That's normal standard from Mikrotik when they are faced with a problem to resolve
That is not true at all! We have always reacted to issues quickly, all the previous vulnerabilities have been fixed within hours or days time.
Even in this case, we did reproduce and acknowledge the issue. In this case though, the cause is very low level and is not simple to fix. The person who submitted it, has given a publication date. We have therefore a target date before which the issue must be fixed. In fact, most CVE reports have a release date set, before which the software company can fix the issue. The date has not yet come to pass.
You've had close to a year to work on a fix...
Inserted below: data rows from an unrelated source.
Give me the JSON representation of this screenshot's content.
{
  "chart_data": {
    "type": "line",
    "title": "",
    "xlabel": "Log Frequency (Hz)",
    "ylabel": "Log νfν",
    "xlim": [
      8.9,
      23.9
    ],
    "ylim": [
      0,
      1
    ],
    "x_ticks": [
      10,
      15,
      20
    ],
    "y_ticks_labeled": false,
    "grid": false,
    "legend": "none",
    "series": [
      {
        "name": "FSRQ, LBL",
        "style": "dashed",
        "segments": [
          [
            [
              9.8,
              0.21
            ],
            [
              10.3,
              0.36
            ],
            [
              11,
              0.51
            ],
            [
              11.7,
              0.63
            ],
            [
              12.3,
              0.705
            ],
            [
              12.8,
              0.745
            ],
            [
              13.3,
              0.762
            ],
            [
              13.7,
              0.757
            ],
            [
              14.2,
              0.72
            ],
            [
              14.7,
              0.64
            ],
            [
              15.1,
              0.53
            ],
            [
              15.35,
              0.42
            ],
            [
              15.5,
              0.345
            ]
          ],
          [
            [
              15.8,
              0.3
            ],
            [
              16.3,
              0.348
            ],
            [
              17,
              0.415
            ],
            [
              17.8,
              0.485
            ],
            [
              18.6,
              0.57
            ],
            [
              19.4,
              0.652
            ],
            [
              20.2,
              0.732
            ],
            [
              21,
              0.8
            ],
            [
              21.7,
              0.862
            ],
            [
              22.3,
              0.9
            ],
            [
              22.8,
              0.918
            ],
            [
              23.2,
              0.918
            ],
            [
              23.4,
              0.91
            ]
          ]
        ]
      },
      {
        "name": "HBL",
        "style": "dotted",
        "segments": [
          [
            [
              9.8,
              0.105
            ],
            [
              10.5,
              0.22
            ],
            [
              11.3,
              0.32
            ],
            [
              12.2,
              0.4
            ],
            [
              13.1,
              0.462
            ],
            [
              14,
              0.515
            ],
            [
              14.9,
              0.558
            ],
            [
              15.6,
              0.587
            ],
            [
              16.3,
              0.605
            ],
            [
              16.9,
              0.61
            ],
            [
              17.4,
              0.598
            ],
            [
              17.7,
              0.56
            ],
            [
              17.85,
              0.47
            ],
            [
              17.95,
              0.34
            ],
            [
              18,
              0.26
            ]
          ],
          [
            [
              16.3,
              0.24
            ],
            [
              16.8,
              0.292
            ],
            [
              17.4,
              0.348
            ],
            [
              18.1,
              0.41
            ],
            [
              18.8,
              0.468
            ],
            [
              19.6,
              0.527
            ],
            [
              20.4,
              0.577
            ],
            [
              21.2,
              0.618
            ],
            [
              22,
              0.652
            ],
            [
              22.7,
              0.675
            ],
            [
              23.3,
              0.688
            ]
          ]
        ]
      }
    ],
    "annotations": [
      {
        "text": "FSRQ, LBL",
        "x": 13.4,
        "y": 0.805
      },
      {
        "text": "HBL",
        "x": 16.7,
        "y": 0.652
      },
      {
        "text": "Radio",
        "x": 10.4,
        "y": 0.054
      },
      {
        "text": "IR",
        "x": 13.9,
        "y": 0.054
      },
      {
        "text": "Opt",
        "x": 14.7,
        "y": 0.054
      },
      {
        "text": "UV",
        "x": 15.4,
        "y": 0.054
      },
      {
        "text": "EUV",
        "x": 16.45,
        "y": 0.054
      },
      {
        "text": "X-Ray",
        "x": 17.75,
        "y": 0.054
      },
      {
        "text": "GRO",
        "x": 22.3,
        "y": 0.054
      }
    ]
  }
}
The matter way reported to you last year but from what I am seeing, you did not do much about it and it's only since the threat of Mikrotik being "outed" on a live stream that can be seen around the world, that you are doing something about it.
What if some kid who can't get a date on a Saturday night figures this out by himself and starts letting his or her script loose before 9 April, "just because they can" ?
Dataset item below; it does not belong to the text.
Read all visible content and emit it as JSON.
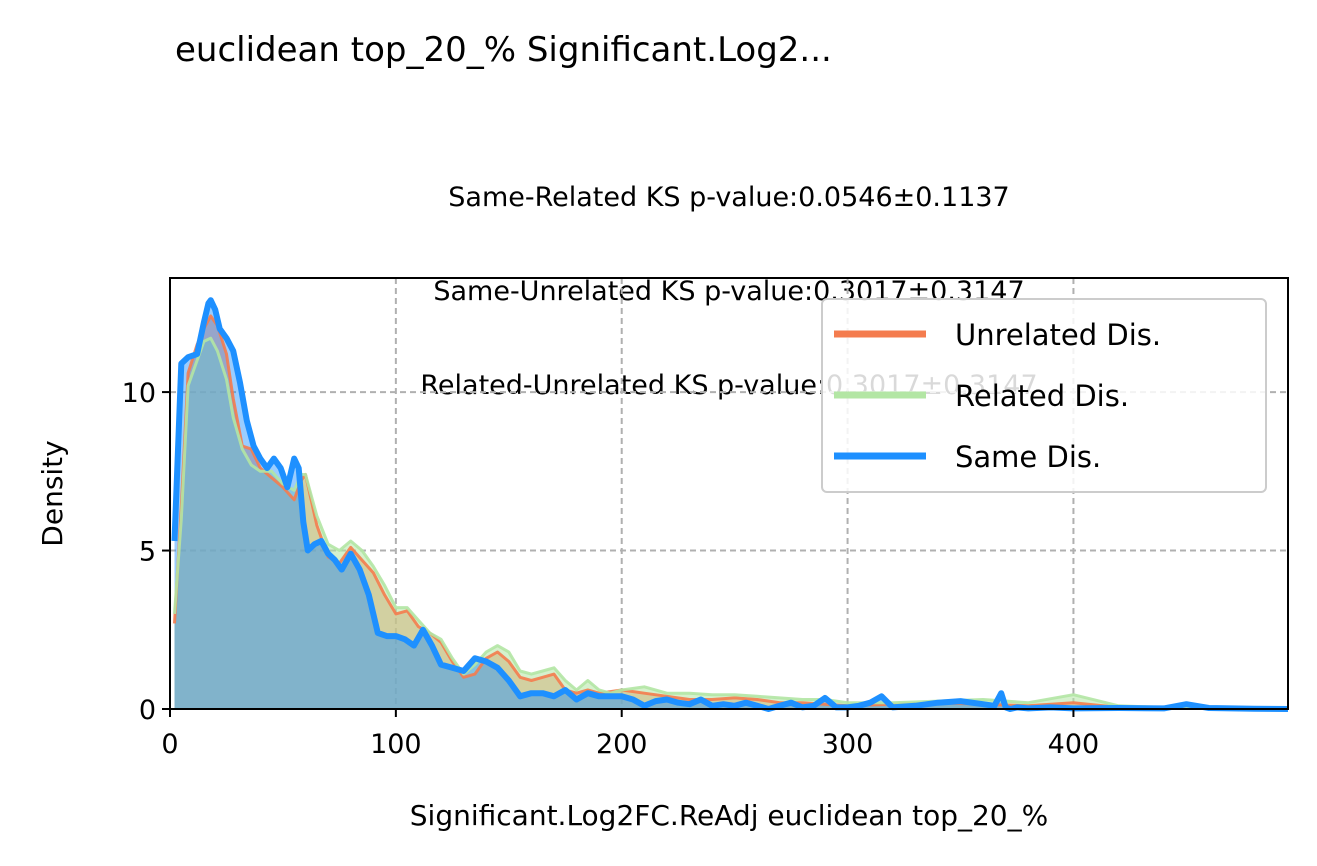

This is a very serious issue that needs to be addressed as a matter of urgency. There are ISPs out there with tens of thousands of routers that need to be patched. It takes us between a week and 10 days to roll a RouterOS update out over our network. We have less than 10,000 customers. How is a company with 50,000 hAPs in the field going to do this within the time frame?
On 2 April I have two choices:
Either roll out a patch, or
/sy package print
/sy package disble ipv6
I run what could very well be the largest IPv6 network in South Africa. Disabling IPv6 would be very unfortunate. We're already not using Mikrotik for new wireless installationsd. It would be sad if we also stopped using Mikrotik for routing.